From its plush green views outside to its imposing new-age architecture inside, every home at Raheja Willows has been thoughtfully planned and offers the finest amenities and facilities. These include vitreous tile floorings and fancy bathroom fittings that add an extra touch of glamour to hi-tech security systems that make your home absolutely secure. Also on offer are a range of other top-notch facilities like a well-equipped health club, gym, games room, swimming pool, 3 high-speed elevators, intercom facility, children’s play area, a super store and a multi-purpose hall.
Suncity Projects (P) Ltd., a real estate company, has launched a Rs 150-crore destination mall named Vasant Square Mall (VSM) in Vasant Kunj in south Delhi. Earlier, it created CrossRiver Mall in east Delhi and North Square Mall in north Delhi.
A collaborative infrastructure development venture of Essel Group, Action Group and Odeon Builders, Suncity Projects assures the future customers of a truly ultimate shopping and entertainment experience. Strategically located on Mehrauli-Mahipalpur road, VSM is sure to attract the crowd from all over south Delhi and surrounding areas. It will be thrown open to the public in 2006.
VSM is spread across five acres of land and the covered area is 2, 50,000 sq. ft. There will be four floors offering an exciting, fun-filled experience to the mall crawlers and people who love to splurge into fun activities. The mall has been aesthetically designed with landscaped surroundings. The third floor, presenting a food court offering multi-cuisine restaurants, would be dedicated to the gourmet section. There will be an action-packed entertainment zone, serving enough options for adults and kids alike with lifestyle clubs, hi-tech virtual games and bowling alley. VSM will also flaunt India’s first ‘winter sports’ complex comprising adventure sports like skiing and sledding without snow.
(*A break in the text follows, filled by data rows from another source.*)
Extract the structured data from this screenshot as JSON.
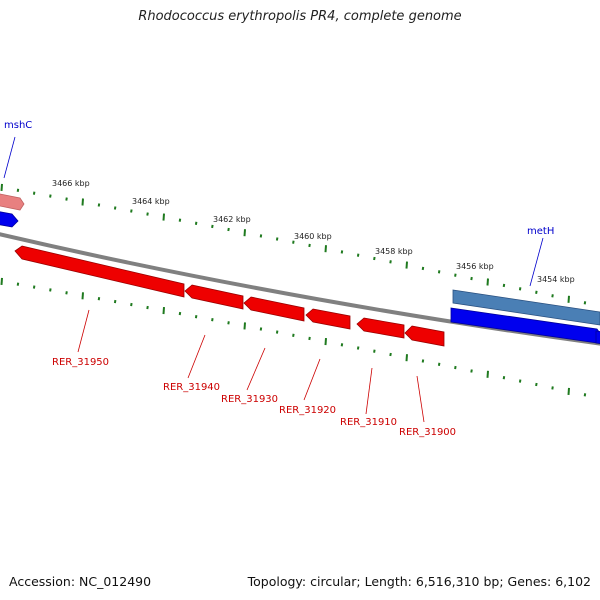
{
  "title": "Rhodococcus erythropolis PR4, complete genome",
  "footer": {
    "accession": "Accession: NC_012490",
    "summary": "Topology: circular; Length: 6,516,310 bp; Genes: 6,102"
  },
  "scale": {
    "unit": "kbp",
    "labels": [
      "3466 kbp",
      "3464 kbp",
      "3462 kbp",
      "3460 kbp",
      "3458 kbp",
      "3456 kbp",
      "3454 kbp"
    ]
  },
  "genes": {
    "top_labels": [
      "mshC",
      "metH"
    ],
    "bottom_labels": [
      "RER_31950",
      "RER_31940",
      "RER_31930",
      "RER_31920",
      "RER_31910",
      "RER_31900"
    ]
  },
  "colors": {
    "backbone": "#808080",
    "tick": "#1f7a1f",
    "forward_gene": "#0000ee",
    "forward_gene_faded": "#4a7fb5",
    "reverse_gene": "#ee0000",
    "reverse_gene_faded": "#e88080",
    "label_forward": "#0000cc",
    "label_reverse": "#cc0000",
    "scale_label": "#222222"
  }
}
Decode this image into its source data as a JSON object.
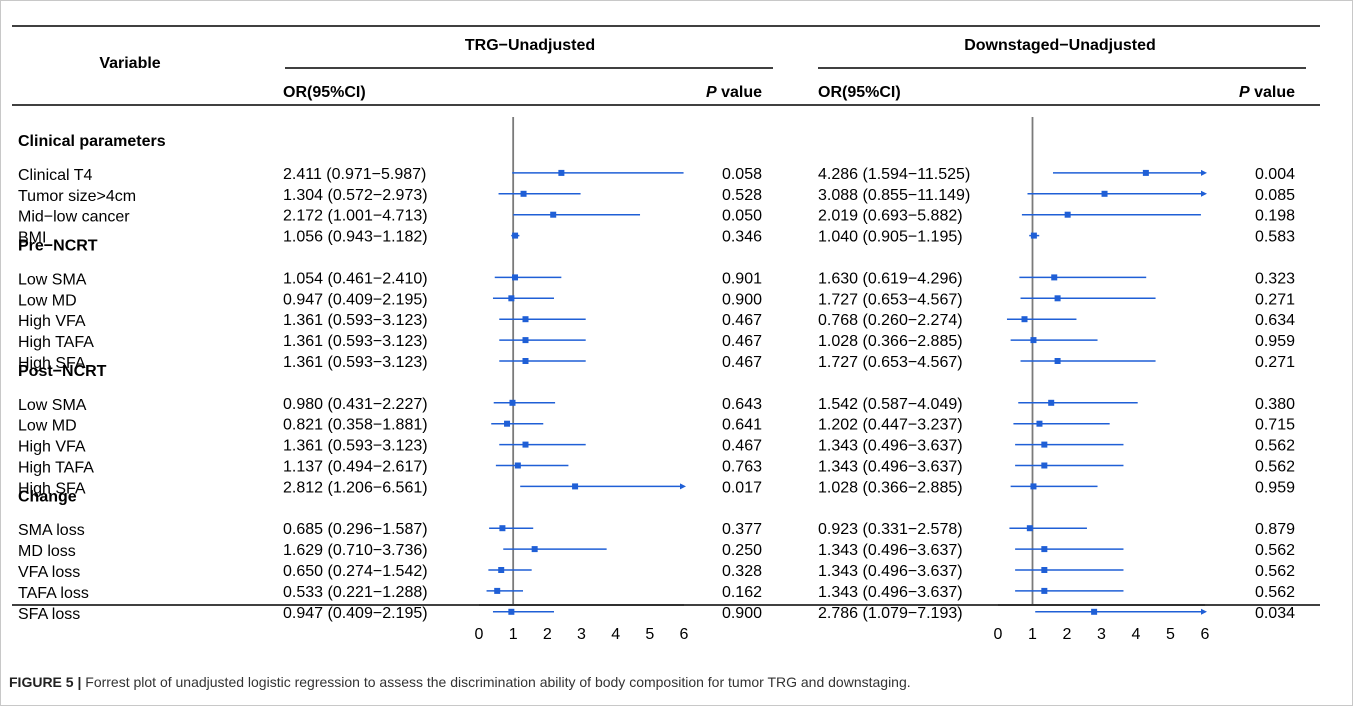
{
  "header": {
    "variable_label": "Variable",
    "panels": [
      {
        "title": "TRG−Unadjusted",
        "or_header": "OR(95%CI)",
        "p_header_italic": "P",
        "p_header_rest": " value"
      },
      {
        "title": "Downstaged−Unadjusted",
        "or_header": "OR(95%CI)",
        "p_header_italic": "P",
        "p_header_rest": " value"
      }
    ]
  },
  "colors": {
    "estimate": "#1f5fd6",
    "axis": "#000000",
    "ref_line": "#7a7a7a"
  },
  "chart_data": {
    "type": "forest",
    "rows": [
      {
        "label": "Clinical parameters",
        "header": true
      },
      {
        "label": "Clinical T4",
        "trg": {
          "or": 2.411,
          "lo": 0.971,
          "hi": 5.987,
          "text": "2.411 (0.971−5.987)",
          "p": "0.058"
        },
        "down": {
          "or": 4.286,
          "lo": 1.594,
          "hi": 11.525,
          "text": "4.286 (1.594−11.525)",
          "p": "0.004"
        }
      },
      {
        "label": "Tumor size>4cm",
        "trg": {
          "or": 1.304,
          "lo": 0.572,
          "hi": 2.973,
          "text": "1.304 (0.572−2.973)",
          "p": "0.528"
        },
        "down": {
          "or": 3.088,
          "lo": 0.855,
          "hi": 11.149,
          "text": "3.088 (0.855−11.149)",
          "p": "0.085"
        }
      },
      {
        "label": "Mid−low cancer",
        "trg": {
          "or": 2.172,
          "lo": 1.001,
          "hi": 4.713,
          "text": "2.172 (1.001−4.713)",
          "p": "0.050"
        },
        "down": {
          "or": 2.019,
          "lo": 0.693,
          "hi": 5.882,
          "text": "2.019 (0.693−5.882)",
          "p": "0.198"
        }
      },
      {
        "label": "BMI",
        "trg": {
          "or": 1.056,
          "lo": 0.943,
          "hi": 1.182,
          "text": "1.056 (0.943−1.182)",
          "p": "0.346"
        },
        "down": {
          "or": 1.04,
          "lo": 0.905,
          "hi": 1.195,
          "text": "1.040 (0.905−1.195)",
          "p": "0.583"
        }
      },
      {
        "label": "Pre−NCRT",
        "header": true
      },
      {
        "label": "Low SMA",
        "trg": {
          "or": 1.054,
          "lo": 0.461,
          "hi": 2.41,
          "text": "1.054 (0.461−2.410)",
          "p": "0.901"
        },
        "down": {
          "or": 1.63,
          "lo": 0.619,
          "hi": 4.296,
          "text": "1.630 (0.619−4.296)",
          "p": "0.323"
        }
      },
      {
        "label": "Low MD",
        "trg": {
          "or": 0.947,
          "lo": 0.409,
          "hi": 2.195,
          "text": "0.947 (0.409−2.195)",
          "p": "0.900"
        },
        "down": {
          "or": 1.727,
          "lo": 0.653,
          "hi": 4.567,
          "text": "1.727 (0.653−4.567)",
          "p": "0.271"
        }
      },
      {
        "label": "High VFA",
        "trg": {
          "or": 1.361,
          "lo": 0.593,
          "hi": 3.123,
          "text": "1.361 (0.593−3.123)",
          "p": "0.467"
        },
        "down": {
          "or": 0.768,
          "lo": 0.26,
          "hi": 2.274,
          "text": "0.768 (0.260−2.274)",
          "p": "0.634"
        }
      },
      {
        "label": "High TAFA",
        "trg": {
          "or": 1.361,
          "lo": 0.593,
          "hi": 3.123,
          "text": "1.361 (0.593−3.123)",
          "p": "0.467"
        },
        "down": {
          "or": 1.028,
          "lo": 0.366,
          "hi": 2.885,
          "text": "1.028 (0.366−2.885)",
          "p": "0.959"
        }
      },
      {
        "label": "High SFA",
        "trg": {
          "or": 1.361,
          "lo": 0.593,
          "hi": 3.123,
          "text": "1.361 (0.593−3.123)",
          "p": "0.467"
        },
        "down": {
          "or": 1.727,
          "lo": 0.653,
          "hi": 4.567,
          "text": "1.727 (0.653−4.567)",
          "p": "0.271"
        }
      },
      {
        "label": "Post−NCRT",
        "header": true
      },
      {
        "label": "Low SMA",
        "trg": {
          "or": 0.98,
          "lo": 0.431,
          "hi": 2.227,
          "text": "0.980 (0.431−2.227)",
          "p": "0.643"
        },
        "down": {
          "or": 1.542,
          "lo": 0.587,
          "hi": 4.049,
          "text": "1.542 (0.587−4.049)",
          "p": "0.380"
        }
      },
      {
        "label": "Low MD",
        "trg": {
          "or": 0.821,
          "lo": 0.358,
          "hi": 1.881,
          "text": "0.821 (0.358−1.881)",
          "p": "0.641"
        },
        "down": {
          "or": 1.202,
          "lo": 0.447,
          "hi": 3.237,
          "text": "1.202 (0.447−3.237)",
          "p": "0.715"
        }
      },
      {
        "label": "High VFA",
        "trg": {
          "or": 1.361,
          "lo": 0.593,
          "hi": 3.123,
          "text": "1.361 (0.593−3.123)",
          "p": "0.467"
        },
        "down": {
          "or": 1.343,
          "lo": 0.496,
          "hi": 3.637,
          "text": "1.343 (0.496−3.637)",
          "p": "0.562"
        }
      },
      {
        "label": "High TAFA",
        "trg": {
          "or": 1.137,
          "lo": 0.494,
          "hi": 2.617,
          "text": "1.137 (0.494−2.617)",
          "p": "0.763"
        },
        "down": {
          "or": 1.343,
          "lo": 0.496,
          "hi": 3.637,
          "text": "1.343 (0.496−3.637)",
          "p": "0.562"
        }
      },
      {
        "label": "High SFA",
        "trg": {
          "or": 2.812,
          "lo": 1.206,
          "hi": 6.561,
          "text": "2.812 (1.206−6.561)",
          "p": "0.017"
        },
        "down": {
          "or": 1.028,
          "lo": 0.366,
          "hi": 2.885,
          "text": "1.028 (0.366−2.885)",
          "p": "0.959"
        }
      },
      {
        "label": "Change",
        "header": true
      },
      {
        "label": "SMA loss",
        "trg": {
          "or": 0.685,
          "lo": 0.296,
          "hi": 1.587,
          "text": "0.685 (0.296−1.587)",
          "p": "0.377"
        },
        "down": {
          "or": 0.923,
          "lo": 0.331,
          "hi": 2.578,
          "text": "0.923 (0.331−2.578)",
          "p": "0.879"
        }
      },
      {
        "label": "MD loss",
        "trg": {
          "or": 1.629,
          "lo": 0.71,
          "hi": 3.736,
          "text": "1.629 (0.710−3.736)",
          "p": "0.250"
        },
        "down": {
          "or": 1.343,
          "lo": 0.496,
          "hi": 3.637,
          "text": "1.343 (0.496−3.637)",
          "p": "0.562"
        }
      },
      {
        "label": "VFA loss",
        "trg": {
          "or": 0.65,
          "lo": 0.274,
          "hi": 1.542,
          "text": "0.650 (0.274−1.542)",
          "p": "0.328"
        },
        "down": {
          "or": 1.343,
          "lo": 0.496,
          "hi": 3.637,
          "text": "1.343 (0.496−3.637)",
          "p": "0.562"
        }
      },
      {
        "label": "TAFA loss",
        "trg": {
          "or": 0.533,
          "lo": 0.221,
          "hi": 1.288,
          "text": "0.533 (0.221−1.288)",
          "p": "0.162"
        },
        "down": {
          "or": 1.343,
          "lo": 0.496,
          "hi": 3.637,
          "text": "1.343 (0.496−3.637)",
          "p": "0.562"
        }
      },
      {
        "label": "SFA loss",
        "trg": {
          "or": 0.947,
          "lo": 0.409,
          "hi": 2.195,
          "text": "0.947 (0.409−2.195)",
          "p": "0.900"
        },
        "down": {
          "or": 2.786,
          "lo": 1.079,
          "hi": 7.193,
          "text": "2.786 (1.079−7.193)",
          "p": "0.034"
        }
      }
    ],
    "x_axis": {
      "range": [
        0,
        6
      ],
      "ticks": [
        "0",
        "1",
        "2",
        "3",
        "4",
        "5",
        "6"
      ],
      "reference": 1
    }
  },
  "caption": {
    "label": "FIGURE 5 |",
    "text": " Forrest plot of unadjusted logistic regression to assess the discrimination ability of body composition for tumor TRG and downstaging."
  }
}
For the first time, Delhi will have a mall with a 1,300-capacity amphitheater providing a platform for hosting cultural events, brand promotions, product launches, movie screenings and live shows. The shoppers can indulge themselves through a three-level department store, a supermarket and various shops offering a wide range of national and international brands in various categories. A traditional Meena Bazaar will also feature, besides a huge 25,000-square-foot atrium.
In the words of Ashok Bansal, Director, Suncity Projects (P) Ltd., VSM aims to redefine the ambience and atmosphere of a mall by generating excitement for people of all age groups.
Something is taking shape on the main Whitefield Road in Bangalore. It is the GR Tech Park, Salarpuria Group’s latest gift to the IT industry and a new site for those infotech companies willing to base themselves in this city.
With clients such as SAPLABS and Sapient Technologies having already reserved their space here at the Phase I, the park is hoping to attract more clients as it offers the same infrastructure as ITPL but at 75 percent of the cost.
The park adheres to world-class standards in terms of quality and service. The facilities include landscaped gardens, gymnasium, ATM outlets, a travel desk, food court and a cafeteria.
Construction of the Phase II is likely to be over by June 2006.